Quand la Chine apprivoise son Dragon

Certains conflits sont éphémères, d’autres semblent éternels. Celui entre la Chine et Taïwan, longtemps considéré comme le parfait point d’équilibre entre ces deux concepts, glisse dangereusement vers l’immuabilité. Ou vers la guerre. Le récent coup de force de Pékin dans le ciel asiatique donne désormais une dimension internationale au divorce sino-taïwanais, impliquant les autres grandes puissances. Entre réunification, volonté d’indépendance, et menace pour la paix dans le monde, tentons de comprendre l’un des enjeux géopolitiques des dix prochaines années.

 

Taïwan, l’île aux mille destins

Le dragon oriental est long, sage, et mythique. Symbole de la nature, il peut parfois se montrer robuste quand il s’agit de se battre pour son indépendance. Certains diront que si Taïwan récupère le surnom de Dragon Asiatique à la fin du 20e siècle, c’est grâce à sa formidable croissance industrielle, au même titre qu’Hong Kong, la Corée du Sud et Singapour. Pourtant, cette île a tout pour correspondre aux adjectifs précités. Comme la créature mythologique, elle attire les regards, et suscite les convoitises.

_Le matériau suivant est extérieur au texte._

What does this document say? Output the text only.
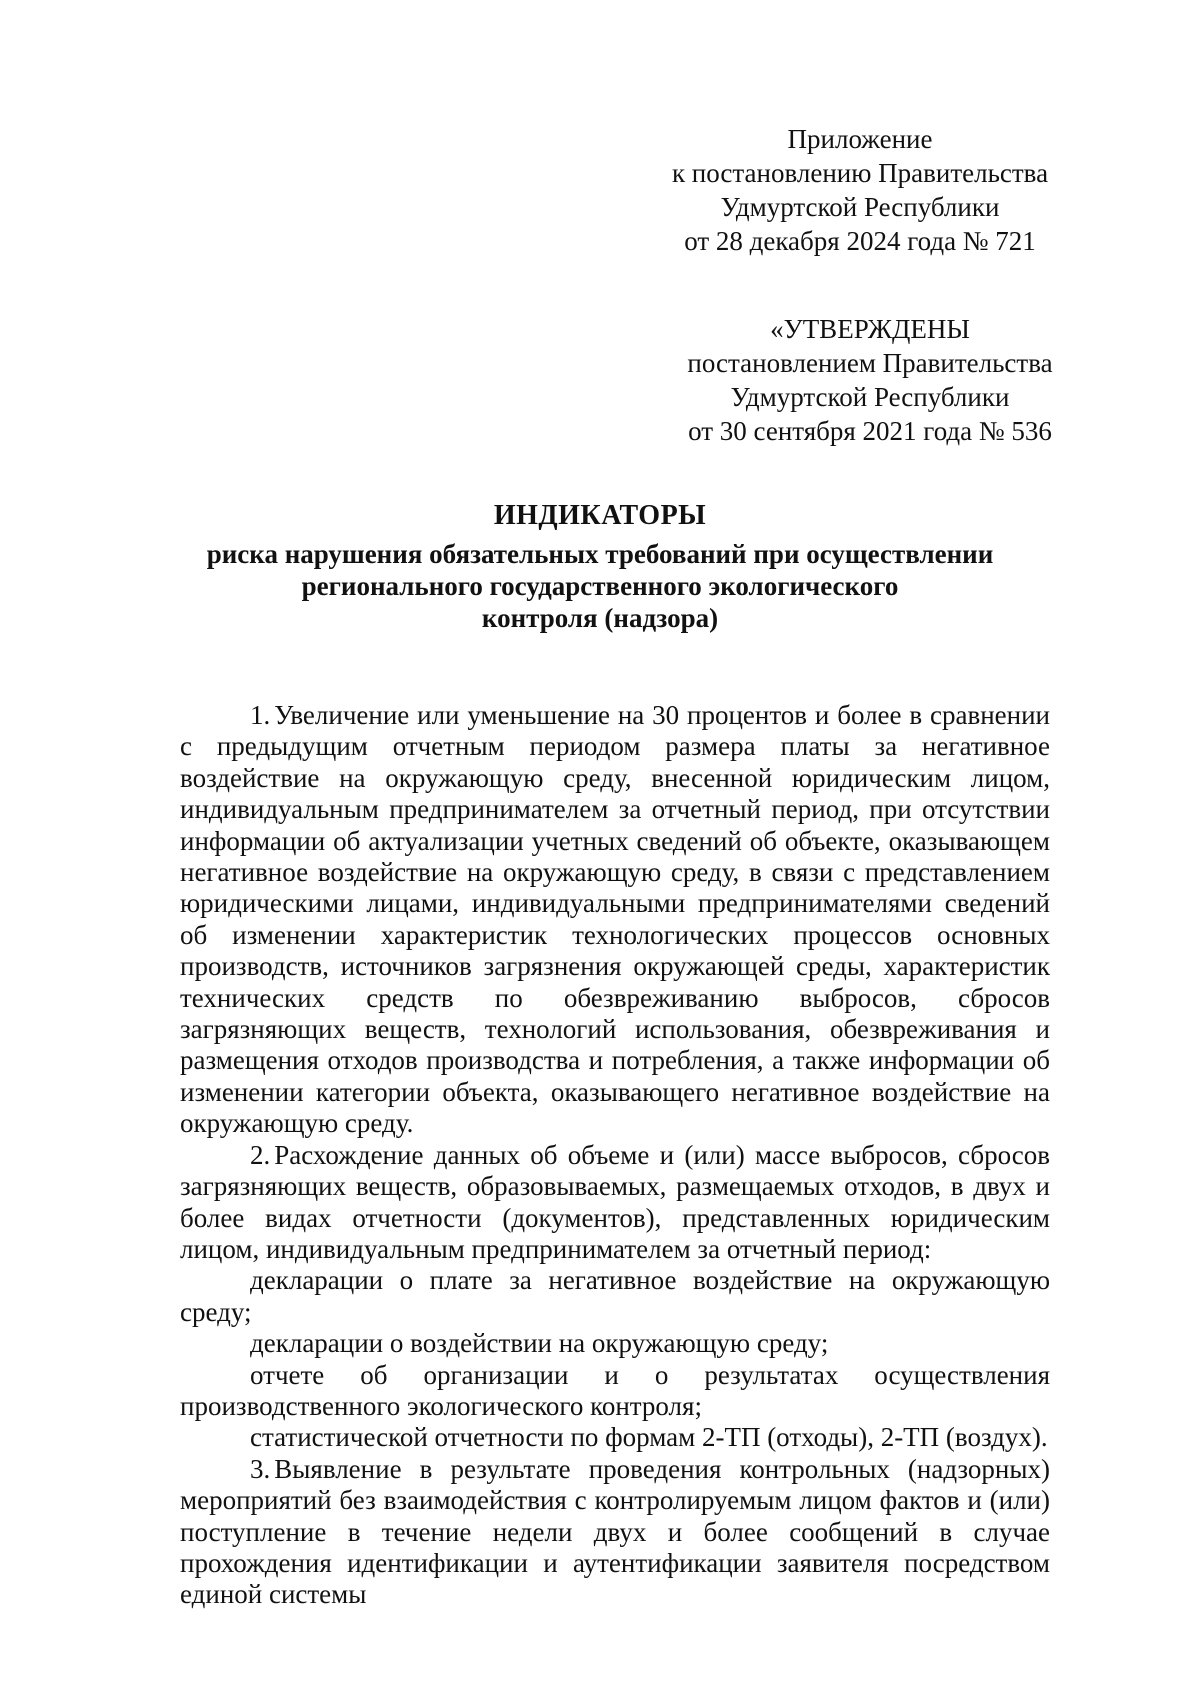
Приложение
к постановлению Правительства
Удмуртской Республики
от 28 декабря 2024 года № 721
«УТВЕРЖДЕНЫ
постановлением Правительства
Удмуртской Республики
от 30 сентября 2021 года № 536
ИНДИКАТОРЫ
риска нарушения обязательных требований при осуществлении
регионального государственного экологического
контроля (надзора)

1. Увеличение или уменьшение на 30 процентов и более в сравнении с предыдущим отчетным периодом размера платы за негативное воздействие на окружающую среду, внесенной юридическим лицом, индивидуальным предпринимателем за отчетный период, при отсутствии информации об актуализации учетных сведений об объекте, оказывающем негативное воздействие на окружающую среду, в связи с представлением юридическими лицами, индивидуальными предпринимателями сведений об изменении характеристик технологических процессов основных производств, источников загрязнения окружающей среды, характеристик технических средств по обезвреживанию выбросов, сбросов загрязняющих веществ, технологий использования, обезвреживания и размещения отходов производства и потребления, а также информации об изменении категории объекта, оказывающего негативное воздействие на окружающую среду.

2. Расхождение данных об объеме и (или) массе выбросов, сбросов загрязняющих веществ, образовываемых, размещаемых отходов, в двух и более видах отчетности (документов), представленных юридическим лицом, индивидуальным предпринимателем за отчетный период:

декларации о плате за негативное воздействие на окружающую среду;

декларации о воздействии на окружающую среду;

отчете об организации и о результатах осуществления производственного экологического контроля;

статистической отчетности по формам 2-ТП (отходы), 2-ТП (воздух).

3. Выявление в результате проведения контрольных (надзорных) мероприятий без взаимодействия с контролируемым лицом фактов и (или) поступление в течение недели двух и более сообщений в случае прохождения идентификации и аутентификации заявителя посредством единой системы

L’histoire de la colonisation est indissociable de celle de Taïwan. Terre vertigineuse et indomptable, son premier contact avec les marins portugais, qui lui donneront le nom de « Formose », date du 16e siècle. Les Néerlandais, eux, tenteront leur chance au 17e, en vain. Très vite, Taïwan connaît un essor impressionnant et éveille la curiosité de la grande puissance orientale : près d’un million de Chinois viennent s’y installer durant le siècle suivant. Devenue l’une de ses provinces en 1885, la joie n’est que passagère pour l’Empire Céleste : après la guerre sino-japonaise, la Chine se voit dans l’obligation de céder Taïwan au Japon. Un impressionnant changement de culture se produit alors, parsemé de ségrégation et d’industrialisation.

L’année 1945 marque un tournant dans le destin de « l’île merveilleuse ». L’ONU choisit en effet de confier sa stabilisation à la République de Chine. Seulement quatre ans après, la fin de la guerre civile sonne le glas du parti Kuomintang sur le continent. Les troupes décident alors de fuir la République populaire et de s’exiler sur Taïwan. Après vingt ans d’autoritarisme et d’état d’urgence, l’île entame sa démocratisation au début des années 1970. Elle rejoint ainsi le groupe des « pays développés », des élections sont mises en place, et une nouvelle question tend à unifier tous les partis de la Cité-Etat : celle de l’indépendance.

 

Escalade des tensions et coup de force chinois

En 2021, les règles du jeu ont changé. Entre peur et fascination, la Chine s’impose désormais comme une superpuissance militaire et économique. Mais aussi comme un ogre gourmand. Depuis son ascension au pouvoir en 2012, Xi Jinping à l’ambition d’unifier Taïwan à la mère-patrie chinoise, et de continuer le processus d’assimilation des anciennes colonies. Hong Kong en a déjà fait les frais en 1997, et Macao en 1999. Toutefois, le statut du dragon taïwanais est singulier : si Pékin estime que le gouvernement élu sur l’île est un régime séparatiste, la Présidente Tsai Ing-wen considère que sa Cité-Etat est déjà souveraine et indépendante.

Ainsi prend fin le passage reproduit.